Namun, ada satu hal kuamati selama berada di kampung tepatnya di desa Pu Lo Tu, keude Kampong Blang Mangki, kecamatan Simpang Tiga, kabupaten Pidie. Hal tersebut adalah sesuatu yang selama ini Aku tolak konsepnya. Baiklah, hal tersebut yang kuamati adalah sebuah budaya di Aceh yang disebut dengan Samadiah.
Seorang gadis cilik berpose di depan gapura gampong Pulo Tu

Secara singkat, Samadiah ini adalah budaya zikir bersama yang diperuntukkan kepada orang meninggal selama tujuh malam berturut-turut. Setelah zikir, biasanya keluarga yang ditinggalkan akan menyediakan kue serta minum kepada orang-orang yang datang dan berzikir di rumah penyelenggara. Bahkan, di malam terakhir, atau disebut dengan malam seunujoh(malam ke tujuh),


 peserta zikir di sediakan makanan nasi dan daging serta diberi uang saku secukupnya kepada setiap orang yang datang pada malam terakhir tersebut.
Tentu saja itu adalah budaya, dan bukanlah sebuah ibadah yang dicontohkan oleh nabi. Sebagai seorang terpelajar yang datang dari keluarga yang terpengaruh ideologi Islam modern, tentu saja Aku menolaknya. Namun, ada banyak alasan yang membuatku ragu akan penolakanku selama ini kalau tidak mampu dikatakan bahwa Aku menerima budaya tersebut tetap berkembang dan dilaksanakan di Aceh.
Selama tujuh hari tujuh malam itulah Aku menyaksikan sebuah sistem kekerabatan masyarakat yang sangat ganjil namun mampu membuatku takjub. Bayangkan, selama tujuh hari tujuh malam itu, Aku menyaksikan sekelompok orang dengan menaiki motor atau mobil bak terbuka beramai-ramai datang silih berganti melakukan Samadiah di rumah nenek Kami. Bapak-bapak, ibu-ibu bahkan sampai yang muda-muda dan anak kecil sekalipun.
Aku penasaran, lalu bertanya pada beberapa orang desa Kami yang mengerti. Pertanyaanku kurang lebih :
“Desa Kita kecil, mengapa sepertinya sudah tiga hari tiga malam ini orang yang datang Samadiah kok banyak sekali, Mereka juga datang dengan motor dan mobil, padahal desa Kita kecil sekali”
Jawaban yang kuterima adalah Mereka datang dari desa lain. Bukan hanya desa tetangga, namun dari desa yang sangat jauh. Umumnya Mereka yang datang adalah keluarga yang masih memiliki ikatan saudara dengan keluarga yang ditinggalkan walaupun ikatan tersebut sudah samar dan tak dapat dikenali lagi.
Hal lain yang membuatku takjub adalah Mereka yang datang ‘jauh-jauh’ rela datang berpeluh-peluh padahal waktu yang Mereka habiskan di rumah nenek Kami hanya sebentar saja.
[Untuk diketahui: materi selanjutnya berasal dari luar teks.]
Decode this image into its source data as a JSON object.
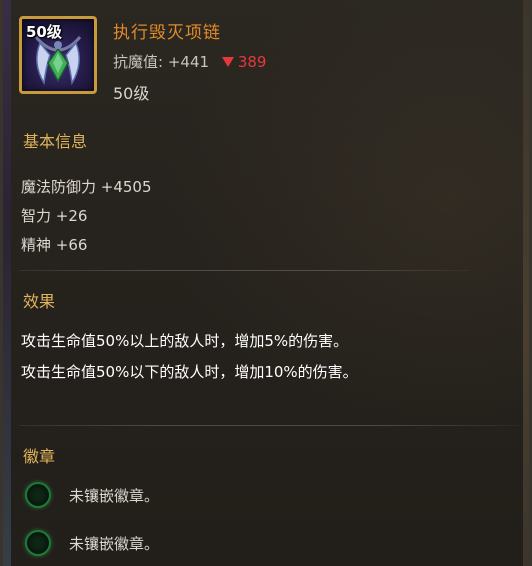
{
  "item": {
    "level_badge": "50级",
    "name": "执行毁灭项链",
    "resist_label": "抗魔值:",
    "resist_value": "+441",
    "resist_delta": "389",
    "required_level": "50级",
    "icon": "necklace-icon"
  },
  "basic_info": {
    "title": "基本信息",
    "stats": [
      "魔法防御力 +4505",
      "智力 +26",
      "精神 +66"
    ]
  },
  "effects": {
    "title": "效果",
    "lines": [
      "攻击生命值50%以上的敌人时，增加5%的伤害。",
      "攻击生命值50%以下的敌人时，增加10%的伤害。"
    ]
  },
  "badges": {
    "title": "徽章",
    "slots": [
      {
        "label": "未镶嵌徽章。"
      },
      {
        "label": "未镶嵌徽章。"
      }
    ]
  },
  "colors": {
    "item_name": "#e08a2a",
    "section_title": "#e0b45a",
    "delta_down": "#e4393c",
    "icon_border": "#c79a3a",
    "badge_ring": "#1f7a3a"
  }
}
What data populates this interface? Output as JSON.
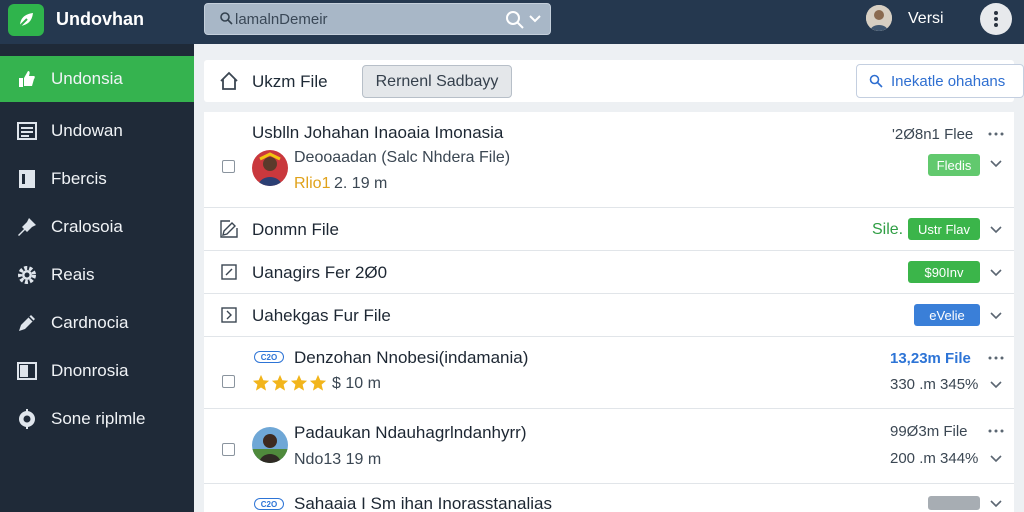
{
  "app": {
    "title": "Undovhan",
    "user_name": "Versi"
  },
  "search": {
    "placeholder": "lamalnDemeir"
  },
  "sidebar": {
    "items": [
      {
        "label": "Undonsia",
        "icon": "thumb-icon"
      },
      {
        "label": "Undowan",
        "icon": "list-icon"
      },
      {
        "label": "Fbercis",
        "icon": "document-icon"
      },
      {
        "label": "Cralosoia",
        "icon": "pin-icon"
      },
      {
        "label": "Reais",
        "icon": "gear-icon"
      },
      {
        "label": "Cardnocia",
        "icon": "pencil-icon"
      },
      {
        "label": "Dnonrosia",
        "icon": "panel-icon"
      },
      {
        "label": "Sone riplmle",
        "icon": "settings-cog-icon"
      }
    ]
  },
  "toolbar": {
    "title": "Ukzm File",
    "primary_button": "Rernenl Sadbayy",
    "outline_button": "Inekatle ohahans"
  },
  "rows": [
    {
      "title": "Usblln Johahan Inaoaia Imonasia",
      "subtitle": "Deooaadan (Salc Nhdera File)",
      "meta_a": "Rlio1",
      "meta_b": "2. 19 m",
      "size": "'2Ø8n1 Flee",
      "badge": "Fledis"
    },
    {
      "title": "Donmn File",
      "status": "Sile.",
      "badge": "Ustr Flav"
    },
    {
      "title": "Uanagirs Fer 2Ø0",
      "badge": "$90Inv"
    },
    {
      "title": "Uahekgas Fur File",
      "badge": "eVelie"
    },
    {
      "pill": "C2O",
      "title": "Denzohan Nnobesi(indamania)",
      "meta_b": "$ 10 m",
      "size": "13,23m File",
      "size2": "330 .m 345%"
    },
    {
      "title": "Padaukan Ndauhagrlndanhyrr)",
      "meta_b": "Ndo13 19 m",
      "size": "99Ø3m File",
      "size2": "200 .m 344%"
    },
    {
      "pill": "C2O",
      "title": "Sahaaia I Sm ihan Inorasstanalias"
    }
  ],
  "colors": {
    "topbar": "#25384f",
    "sidebar": "#1f2a38",
    "accent_green": "#35b34f",
    "link_blue": "#2d74d6"
  }
}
Setelah melakukan zikir, Mereka akan menyantap kue penganan secara cepat, tidak berleha-leha dan tidak sempat menikmati semua makanan dan minuman yang disediakan. Itu dibuktikan saat Aku melihat idang(tempat diletakkannya berbagai macam kue yang ukuran diameternya sebesar tangan orang dewasa) masih menyisakan banyak sekali kue dan minuman. Hanya tiga menit, kira-kira sesingkat itu kesempatan Mereka untuk makan.
Sementara, rombongan desa terjauh yang pernah kutanyakan adalah dari salahsatu desa di kecamatan Tijue. Bagi warga Yogyakarta, jarak antara desa Kami dengan desa tersebut adalah seperti jarak antara jalan Malioboro ke jalan Seturan Raya(UPN Pusat). Bagi warga Banda Aceh, jarak tersebut seperti antara masjid raya Baiturrahman ke Darussalam.
Kekerabatan di Gampong Pulo Tu

Jarak tersebut jika di kota memang tidak terlalu jauh apalagi jika menggunakan motor ataupun mobil pribadi. Namun beda situasinya di desa, dengan keterbatasan dana, tingkat kemiskinan yang tinggi dan dengan mengingat kegiatan yang dilakukan hanyalah berdo’a serta untuk mengisi perut dengan waktu yang singkat, jarak tersebut dapat dikategorikan sebagai sebuah aktifitas yang berat.
Di desa Kami, dan juga di tempat-tempat kegiatan Samadiah lain, pemuda-pemudi desa datang secara sukarelawan untuk membantu. Bagi gadis-gadis, Mereka datang untuk memasak dan mengatur idang. Sementara bagi laki-laki, Mereka mengatur tempat duduk para pezikir dan mendistribusikan idang dengan rapi dan memastikan semua tamu mendapatkan makanan dan minuman secara adil. Sikap sukarelawan ini pula yang kuanggap menakjubkan yang datang dari sistem Samadiah ini.
Kekerabatan ini lah yang membuatku ragu akan ‘keharaman’ Samadiah ini. Apalagi Aku mendengar bahwa ada sebuah keluarga di desa Kami yang kehabisan berasnya tepat sehari sebelum Samadiah di rumah nenek Kami di selenggarakan. Keluarga itu datang dari keluarga miskin. Beras yang digunakan beberapa waktu yang lalu juga adalah hasil dari pinjaman uang kepada orang-orang
yang Mereka kenal di desa. Singkatnya, Mereka dapat mengisi perut Mereka dan anak-anak Mereka karena Samadiah di rumah nenek Kami. Aku yakin kasus ini juga banyak terjadi di keluarga-keluarga lain di seluruh desa yang ada di Aceh. Dan Samadiah serta budaya-budaya kuno Aceh lainnya (dengan izin Allah)menyelamatkan Mereka.